The protest was sparked by outrage over a video being promoted by an extreme anti-Muslim Egyptian Christian campaigner in the U.S., clips of which are available on the social website YouTube and dubbed in Egyptian Arabic. The video depicts Muhammad as a fraud, showing him having sex and calling for massacres. Muslims find it offensive to depict Muhammad in any fashion, much less in an insulting way. The 2005 publication of 12 caricatures in a Danish newspaper triggered riots in many Muslim countries.

By evening, the protest grew with thousands standing outside the embassy, chanting “Islamic, Islamic. The right of our prophet will not die.” A group of women in black veils and robes that left only their eyes exposed chanted, “Worshippers of the Cross, leave the Prophet Muhammad alone.”

Dozens of riot police lined up along the embassy walls. They did not stop protesters who continued to climb up the wall and stand on it, chanting. But it appeared they were no longer going into the embassy compound.

One young member of the ultraconservative Salafi movement, Abdel-Hamid Ibrahim said, “This is a very simple reaction to harming our prophet.”

In Washington, State Department spokeswoman Victoria Nuland said the U.S. was working with Egyptian authorities to try to restore order.

The protest took place on the 11th anniversary of the Sept. 11, 2001, terrorist attacks on the United States, but there was nothing to indicate the demonstration was tied to the anniversary.

The demonstration also happened the same day Mohammed Zawahiri, leader of the newly established Egyptian Salafist Jihadi Movement and brother of al Qaeda chief Ayman al-Zawahiri, called on followers to protest the film outside the embassy Wednesday.

Only a few staff members were still inside, as embassy security had sent most staff home early after learning of the upcoming protest, a U.S. official said, speaking on condition of anonymity because he wasn’t authorized to speak publicly on the matter.

Morris Sadek, an Egyptian-born Christian in the U.S. known for his anti-Islam views, told The Associated Press from Washington that he was promoting the video on his website and on certain TV stations, which he did not identify.

He said the video “explains the problems of the Copts who suffer from Muslims,” which he blamed on the Koran itself.

For several days, Egyptian media have been reporting on the video, playing some excerpts from it and blaming Sadek for it, with ultraconservative clerics going on air to denounce it.

Medhat Klada, a representative of Coptic Christian organizations in Europe, said Sadek’s views are not representative of expatriate Copts.

“He is an extremist … We don’t go down this road. He has incited the people (in Egypt) against Copts,” he said, speaking from Switzerland. “We refuse any attacks on religions because of a moral position.”

But he said he was concerned about the backlash from angry Islamists. “They don’t know dialogue and they think that Islam will be offended from a movie.”

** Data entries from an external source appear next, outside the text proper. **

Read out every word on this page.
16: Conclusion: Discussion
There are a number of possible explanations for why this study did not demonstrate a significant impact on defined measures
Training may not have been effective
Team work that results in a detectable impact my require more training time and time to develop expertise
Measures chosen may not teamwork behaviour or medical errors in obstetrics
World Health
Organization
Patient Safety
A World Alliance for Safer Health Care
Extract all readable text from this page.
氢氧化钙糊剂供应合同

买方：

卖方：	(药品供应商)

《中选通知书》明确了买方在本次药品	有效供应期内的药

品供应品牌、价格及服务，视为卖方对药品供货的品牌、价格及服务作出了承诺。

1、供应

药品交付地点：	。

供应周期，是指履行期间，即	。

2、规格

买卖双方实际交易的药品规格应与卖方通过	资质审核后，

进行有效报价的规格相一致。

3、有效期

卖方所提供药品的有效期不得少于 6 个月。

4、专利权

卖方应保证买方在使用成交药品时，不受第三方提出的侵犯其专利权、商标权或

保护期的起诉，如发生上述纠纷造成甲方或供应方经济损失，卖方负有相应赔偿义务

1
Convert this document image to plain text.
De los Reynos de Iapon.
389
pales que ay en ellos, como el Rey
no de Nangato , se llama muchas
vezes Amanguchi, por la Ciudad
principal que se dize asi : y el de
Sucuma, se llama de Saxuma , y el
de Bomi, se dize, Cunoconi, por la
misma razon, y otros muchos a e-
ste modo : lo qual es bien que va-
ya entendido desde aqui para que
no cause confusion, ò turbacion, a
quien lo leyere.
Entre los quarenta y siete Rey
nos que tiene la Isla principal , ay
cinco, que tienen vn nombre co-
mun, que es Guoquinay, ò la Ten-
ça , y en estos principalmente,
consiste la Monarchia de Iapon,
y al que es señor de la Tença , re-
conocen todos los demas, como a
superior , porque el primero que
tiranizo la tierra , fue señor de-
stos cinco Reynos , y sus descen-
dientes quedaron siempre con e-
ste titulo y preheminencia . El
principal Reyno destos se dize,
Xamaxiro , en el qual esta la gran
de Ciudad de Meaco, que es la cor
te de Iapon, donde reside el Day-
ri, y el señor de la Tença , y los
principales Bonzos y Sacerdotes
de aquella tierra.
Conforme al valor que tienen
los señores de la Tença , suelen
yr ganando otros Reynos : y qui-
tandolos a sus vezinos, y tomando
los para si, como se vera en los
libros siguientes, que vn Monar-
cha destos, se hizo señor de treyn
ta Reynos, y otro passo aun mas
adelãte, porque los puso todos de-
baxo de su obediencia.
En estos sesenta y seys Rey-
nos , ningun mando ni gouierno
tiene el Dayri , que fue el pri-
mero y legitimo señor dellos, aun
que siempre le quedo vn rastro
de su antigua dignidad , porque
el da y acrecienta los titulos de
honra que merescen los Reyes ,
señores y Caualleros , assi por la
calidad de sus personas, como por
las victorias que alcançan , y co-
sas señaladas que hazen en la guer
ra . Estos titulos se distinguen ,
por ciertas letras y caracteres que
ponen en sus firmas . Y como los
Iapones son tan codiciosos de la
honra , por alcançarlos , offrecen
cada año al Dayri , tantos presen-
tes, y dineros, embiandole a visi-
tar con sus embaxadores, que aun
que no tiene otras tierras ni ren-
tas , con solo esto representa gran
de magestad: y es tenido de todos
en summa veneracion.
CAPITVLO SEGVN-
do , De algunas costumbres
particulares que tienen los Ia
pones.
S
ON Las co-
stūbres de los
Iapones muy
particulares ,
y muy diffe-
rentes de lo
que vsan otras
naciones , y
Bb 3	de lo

Several demonstrators interviewed by CBS News’ Alex Ortiz in Cairo seemed to think that infamous Quran-burning Florida Pastor Terry Jones was the source of the film, even though it’s apparently not an American production. Of the numerous protesters interviewed by Ortiz, none had even seen the film. They’d just heard about it and turned out en mass, which shows the power of the Egyptian rumor mill.

The embassy is located in a diplomatic area in Garden city, where the British and Italian embassies are located, only a few blocks away from Tahrir Square, the center of last year’s uprising that led to the ouster of Hosni Mubarak. The U.S. Embassy is built like a fortress, with a wall several yards high.